Marco Rubio coloca o Brasil do bloco de países não aliados - Foto: REPRODUÇÃO DO INSTAGRAM
Marco Rubio colocou o Brasil
no grupo dos países que não integram o atual bloco de aliados estratégicos de
Washington no Hemisfério Ocidental, ao lado de Cuba, Venezuela e Nicarágua. A
fala ocorreu na terça-feira (2), durante uma audiência no Congresso americano.
Ao defender que a América Latina vive hoje um momento de aproximação com os Estados Unidos, Rubio afirmou que a região está “cheia de aliados” e de governos amigáveis aos interesses americanos.

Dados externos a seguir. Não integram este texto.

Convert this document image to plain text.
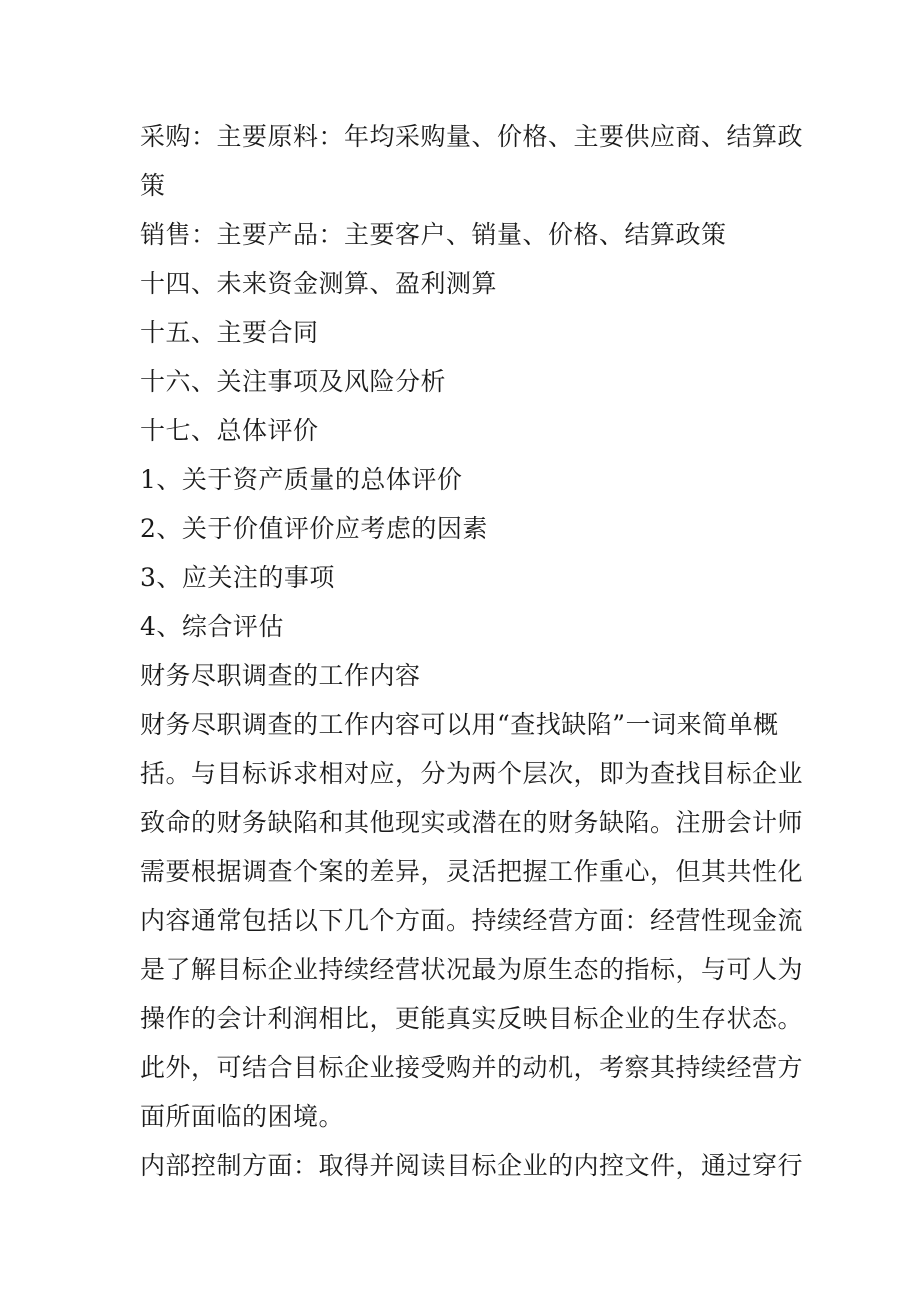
采购：主要原料：年均采购量、价格、主要供应商、结算政
策
销售：主要产品：主要客户、销量、价格、结算政策
十四、未来资金测算、盈利测算
十五、主要合同
十六、关注事项及风险分析
十七、总体评价
1、关于资产质量的总体评价
2、关于价值评价应考虑的因素
3、应关注的事项
4、综合评估
财务尽职调查的工作内容
财务尽职调查的工作内容可以用“查找缺陷”一词来简单概
括。与目标诉求相对应，分为两个层次，即为查找目标企业
致命的财务缺陷和其他现实或潜在的财务缺陷。注册会计师
需要根据调查个案的差异，灵活把握工作重心，但其共性化
内容通常包括以下几个方面。持续经营方面：经营性现金流
是了解目标企业持续经营状况最为原生态的指标，与可人为
操作的会计利润相比，更能真实反映目标企业的生存状态。
此外，可结合目标企业接受购并的动机，考察其持续经营方
面所面临的困境。
内部控制方面：取得并阅读目标企业的内控文件，通过穿行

Em seguida, porém, fez uma lista de exceções – e incluiu o Brasil entre elas.
“Com exceção da Nicarágua, com
exceção de Cuba, obviamente com exceção da Venezuela (…), e claro, do Brasil,
embora eles estejam no meio de um ciclo eleitoral (…), de modo geral agora é
uma região cheia de aliados dos Estados Unidos, líderes amigáveis aos EUA e uma
direção favorável à América.”
A declaração chama atenção
porque coloca o Brasil na mesma relação de países frequentemente criticados por
Washington por seu distanciamento político dos Estados Unidos. Embora Rubio
tenha citado o atual ciclo eleitoral brasileiro como um fator de contexto, a
mensagem transmitida foi clara: o governo brasileiro não é visto hoje pela
principal autoridade diplomática americana como parte do grupo de países
alinhados aos interesses estratégicos dos EUA na região.
Recado direto
A fala representa um dos posicionamentos mais duros já feitos por um integrante
de alto escalão do governo americano em relação ao Brasil desde o início da
atual administração brasileira.
Ao elogiar a maioria dos
governos latino-americanos e separar nominalmente Brasil, Cuba, Venezuela e
Nicarágua desse grupo, Rubio sinalizou que Washington vê Brasília mais distante
de sua agenda regional do que seus principais parceiros continentais.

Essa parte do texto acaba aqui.